• Susan Elaine Jones

Skeleton day trip to meet the public

Last weekend I had a fantastic afternoon meeting people meeting human bones for the first time.

It was a free, drop in workshop organised as part of the Em-Re-Un New Bohemia exhibition in St. Margaret's Church of Art in Norwich.

I don't think I will ever get used to the excitement of watching people encounter their first chance to touch a real human skeleton. Often, the experience comes in a number of stages:

1. Is that ... is that... really?... is it real?

2. Can I... is it okay to... touch it? Really?

3. (hesitant reaching out, last second "should I, shouldn't I?")

4. then the first touch - and the look of surprise and wonder...

5. ...and quickly matched by touching their own face to compare the bones to their own skull

6. and a flood of curiosity, looking in the nooks and crannies

7. and asking questions and increasing comfort with just holding the bones

The workshop was busy the whole day; many people had just wandered in for the art exhibition and then become interested, and before they knew it, were sitting down studying the sex differences in skulls against a worksheet. And realising that you can (just about) feel the sharpness of the eye orbit ridge in live humans as well as skulls (which led to not one, not two, but three anecdotes about popping eyes out of the socket!)

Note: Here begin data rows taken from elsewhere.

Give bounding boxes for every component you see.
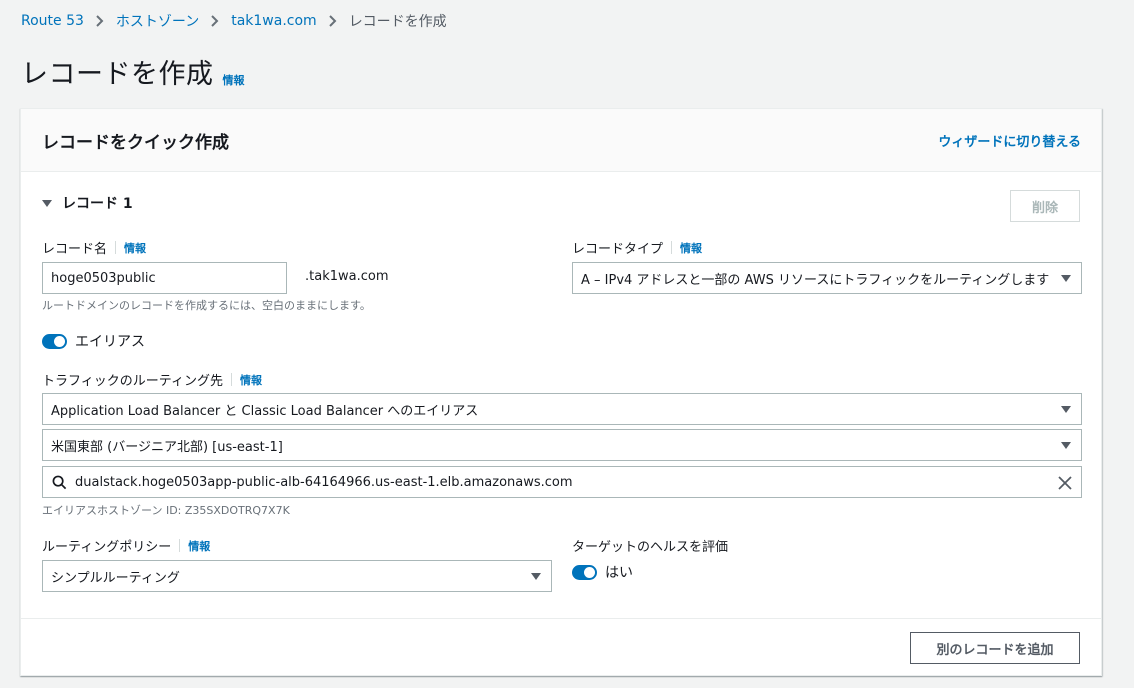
breadcrumb-hosted-zones[interactable]: ホストゾーン xyxy=(116,11,199,31)
close-icon[interactable] xyxy=(1057,475,1073,491)
record-type-value: A – IPv4 アドレスと一部の AWS リソースにトラフィックをルーティング… xyxy=(581,272,1050,288)
record-name-label-row: レコード名 情報 xyxy=(42,238,146,257)
card-title: レコードをクイック作成 xyxy=(42,132,229,153)
record-name-info-link[interactable]: 情報 xyxy=(124,240,146,256)
route-label: トラフィックのルーティング先 xyxy=(42,374,223,389)
switch-to-wizard-link[interactable]: ウィザードに切り替える xyxy=(938,131,1081,150)
record-section-toggle[interactable]: レコード 1 xyxy=(42,193,133,213)
routing-policy-value: シンプルルーティング xyxy=(51,570,180,586)
domain-suffix: .tak1wa.com xyxy=(305,269,389,284)
card-header: レコードをクイック作成 ウィザードに切り替える xyxy=(21,109,1101,172)
record-type-label: レコードタイプ xyxy=(572,242,664,257)
record-section-title: レコード 1 xyxy=(62,196,133,212)
delete-button[interactable]: 削除 xyxy=(1010,190,1080,222)
caret-down-icon xyxy=(1061,442,1071,449)
divider xyxy=(115,241,117,254)
policy-info-link[interactable]: 情報 xyxy=(188,538,210,554)
alias-toggle-row: エイリアス xyxy=(42,331,145,351)
caret-down-icon xyxy=(1061,275,1071,282)
region-value: 米国東部 (バージニア北部) [us-east-1] xyxy=(51,439,283,455)
quick-create-card: レコードをクイック作成 ウィザードに切り替える レコード 1 削除 レコード名 … xyxy=(20,108,1102,676)
health-value: はい xyxy=(605,565,633,581)
divider xyxy=(230,373,232,386)
caret-down-icon xyxy=(42,199,52,207)
divider xyxy=(671,241,673,254)
breadcrumb-zone[interactable]: tak1wa.com xyxy=(231,13,316,29)
alias-toggle[interactable] xyxy=(42,333,67,349)
policy-label-row: ルーティングポリシー 情報 xyxy=(42,536,210,555)
record-name-label: レコード名 xyxy=(42,242,108,257)
region-select[interactable]: 米国東部 (バージニア北部) [us-east-1] xyxy=(42,429,1082,461)
policy-label: ルーティングポリシー xyxy=(42,540,172,555)
chevron-right-icon xyxy=(211,15,219,27)
record-name-value: hoge0503public xyxy=(51,270,156,286)
caret-down-icon xyxy=(531,573,541,580)
load-balancer-search[interactable]: dualstack.hoge0503app-public-alb-6416496… xyxy=(42,466,1082,498)
load-balancer-value: dualstack.hoge0503app-public-alb-6416496… xyxy=(75,474,573,490)
record-type-select[interactable]: A – IPv4 アドレスと一部の AWS リソースにトラフィックをルーティング… xyxy=(572,262,1082,294)
health-toggle-row: はい xyxy=(572,562,633,582)
route-label-row: トラフィックのルーティング先 情報 xyxy=(42,370,262,389)
route-info-link[interactable]: 情報 xyxy=(240,372,262,388)
page-title: レコードを作成 xyxy=(21,59,214,90)
alias-label: エイリアス xyxy=(75,334,145,350)
search-icon xyxy=(52,475,67,490)
health-toggle[interactable] xyxy=(572,564,597,580)
routing-policy-select[interactable]: シンプルルーティング xyxy=(42,560,552,592)
footer-divider xyxy=(21,618,1101,619)
page-header: レコードを作成 情報 xyxy=(21,52,245,91)
page-info-link[interactable]: 情報 xyxy=(223,72,245,88)
record-type-label-row: レコードタイプ 情報 xyxy=(572,238,702,257)
breadcrumb-current: レコードを作成 xyxy=(348,14,447,30)
endpoint-select[interactable]: Application Load Balancer と Classic Load… xyxy=(42,393,1082,425)
chevron-right-icon xyxy=(328,15,337,27)
health-label: ターゲットのヘルスを評価 xyxy=(572,540,729,555)
divider xyxy=(179,539,181,552)
add-another-record-button[interactable]: 別のレコードを追加 xyxy=(910,632,1080,664)
record-type-info-link[interactable]: 情報 xyxy=(680,240,702,256)
hosted-zone-id-hint: エイリアスホストゾーン ID: Z35SXDOTRQ7X7K xyxy=(42,504,290,517)
breadcrumb: Route 53 ホストゾーン tak1wa.com レコードを作成 xyxy=(21,12,447,30)
record-name-hint: ルートドメインのレコードを作成するには、空白のままにします。 xyxy=(42,299,371,312)
breadcrumb-route53[interactable]: Route 53 xyxy=(21,13,84,29)
chevron-right-icon xyxy=(96,15,104,27)
record-name-input[interactable]: hoge0503public xyxy=(42,262,287,294)
caret-down-icon xyxy=(1061,406,1071,413)
endpoint-value: Application Load Balancer と Classic Load… xyxy=(51,403,479,419)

But again emphasises that when people can get hands on with bones, they get hands on with their body too - drawing the parallels between the bones they can see and the internal structure of their meat sack that they can feel. I think it is a genuine privilege that I can witness people having this experience and share their joy at confronting mortality as well as understanding their bodies better. (And if you think you know your body well, let me present you with two pelvis bones and see if you can orient them right first time!)

And finally, once they are comfortable with handling bones, then comes the memento mori posing: As this skull is now, so shall you be.

Nothing helps you come face to face with your own mortality like a human skull.